Several new ideas were combined to achieve the higher speed. “It was crucial to improve the steering mechanism of the mirrors,” says Jan Torgersen, also of TU Vienna. The mirrors are continuously in motion during the printing process; the acceleration and deceleration-periods have to be tuned very precisely to achieve high-resolution results at a record-breaking speed.

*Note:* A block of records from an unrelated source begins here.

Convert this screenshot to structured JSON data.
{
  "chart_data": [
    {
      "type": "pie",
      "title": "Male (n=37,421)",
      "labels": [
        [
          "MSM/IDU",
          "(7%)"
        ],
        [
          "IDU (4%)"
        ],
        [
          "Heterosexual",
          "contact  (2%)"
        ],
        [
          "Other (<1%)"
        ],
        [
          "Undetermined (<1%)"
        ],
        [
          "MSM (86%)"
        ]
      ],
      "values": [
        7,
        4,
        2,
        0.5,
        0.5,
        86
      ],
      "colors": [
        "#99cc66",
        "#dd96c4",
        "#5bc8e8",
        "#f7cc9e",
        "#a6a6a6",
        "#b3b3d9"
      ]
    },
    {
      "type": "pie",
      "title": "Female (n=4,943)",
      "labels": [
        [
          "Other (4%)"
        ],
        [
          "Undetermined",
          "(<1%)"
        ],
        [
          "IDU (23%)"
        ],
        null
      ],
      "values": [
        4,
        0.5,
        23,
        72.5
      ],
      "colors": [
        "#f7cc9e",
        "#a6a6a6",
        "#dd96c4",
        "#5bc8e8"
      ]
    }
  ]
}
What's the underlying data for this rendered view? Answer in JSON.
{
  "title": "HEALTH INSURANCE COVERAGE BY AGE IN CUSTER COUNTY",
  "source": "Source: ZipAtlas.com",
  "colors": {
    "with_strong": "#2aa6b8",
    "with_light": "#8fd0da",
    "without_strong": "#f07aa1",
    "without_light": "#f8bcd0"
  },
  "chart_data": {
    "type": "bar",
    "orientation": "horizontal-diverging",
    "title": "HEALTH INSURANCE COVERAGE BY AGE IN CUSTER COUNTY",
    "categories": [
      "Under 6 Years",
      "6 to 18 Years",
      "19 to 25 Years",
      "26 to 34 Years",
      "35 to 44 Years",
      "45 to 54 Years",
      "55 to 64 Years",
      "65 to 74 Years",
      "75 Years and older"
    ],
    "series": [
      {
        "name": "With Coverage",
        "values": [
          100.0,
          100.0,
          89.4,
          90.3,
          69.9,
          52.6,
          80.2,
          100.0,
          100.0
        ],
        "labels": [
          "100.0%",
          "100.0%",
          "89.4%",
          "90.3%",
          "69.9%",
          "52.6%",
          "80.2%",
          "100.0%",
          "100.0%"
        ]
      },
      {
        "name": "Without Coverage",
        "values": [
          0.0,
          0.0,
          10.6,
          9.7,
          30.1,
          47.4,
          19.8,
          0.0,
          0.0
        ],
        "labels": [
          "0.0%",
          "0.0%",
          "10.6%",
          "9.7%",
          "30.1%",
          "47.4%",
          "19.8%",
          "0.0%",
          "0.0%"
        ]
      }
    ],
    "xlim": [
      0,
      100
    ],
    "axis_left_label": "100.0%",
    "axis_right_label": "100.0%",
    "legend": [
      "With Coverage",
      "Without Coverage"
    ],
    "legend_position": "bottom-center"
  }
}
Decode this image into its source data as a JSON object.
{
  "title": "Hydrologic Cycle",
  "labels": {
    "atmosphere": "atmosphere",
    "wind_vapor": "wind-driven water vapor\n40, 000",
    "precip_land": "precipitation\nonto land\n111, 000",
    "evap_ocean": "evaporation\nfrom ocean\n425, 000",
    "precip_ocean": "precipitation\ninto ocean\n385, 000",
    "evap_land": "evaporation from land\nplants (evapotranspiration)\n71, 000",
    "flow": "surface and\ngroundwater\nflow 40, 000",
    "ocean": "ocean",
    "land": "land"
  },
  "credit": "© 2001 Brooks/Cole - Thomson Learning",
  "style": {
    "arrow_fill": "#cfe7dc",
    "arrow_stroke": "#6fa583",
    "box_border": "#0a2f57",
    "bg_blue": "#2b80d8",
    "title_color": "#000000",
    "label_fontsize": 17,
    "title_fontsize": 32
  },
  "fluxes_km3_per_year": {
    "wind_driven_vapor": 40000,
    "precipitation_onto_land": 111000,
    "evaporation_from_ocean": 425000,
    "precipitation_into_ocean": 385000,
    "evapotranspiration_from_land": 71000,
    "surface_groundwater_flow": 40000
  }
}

Chemistry plays an important role too. “The resin contains molecules which are activated by the laser light. They induce a chain reaction in other components of the resin, so-called monomers, and turn them into a solid,” says Torgersen. These initiator molecules are only activated if they absorb two photons at once, which only happens in the very center of the beam where the intensity is highest. In contrast to conventional 3D-printing techniques, solid material can be created anywhere within the liquid resin rather than on top of the previously created layer only. Therefore, the working surface does not have to be specially prepared before the next layer can be produced, which saves a lot of time. A team of chemists led by Robert Liska at TU Vienna developed the suitable ingredients for this special resin.

TU Vienna scientists are now developing biocompatible resins for medical applications that can be used to create scaffolds to which living cells can attach themselves, enabling systematic creation of biological tissues.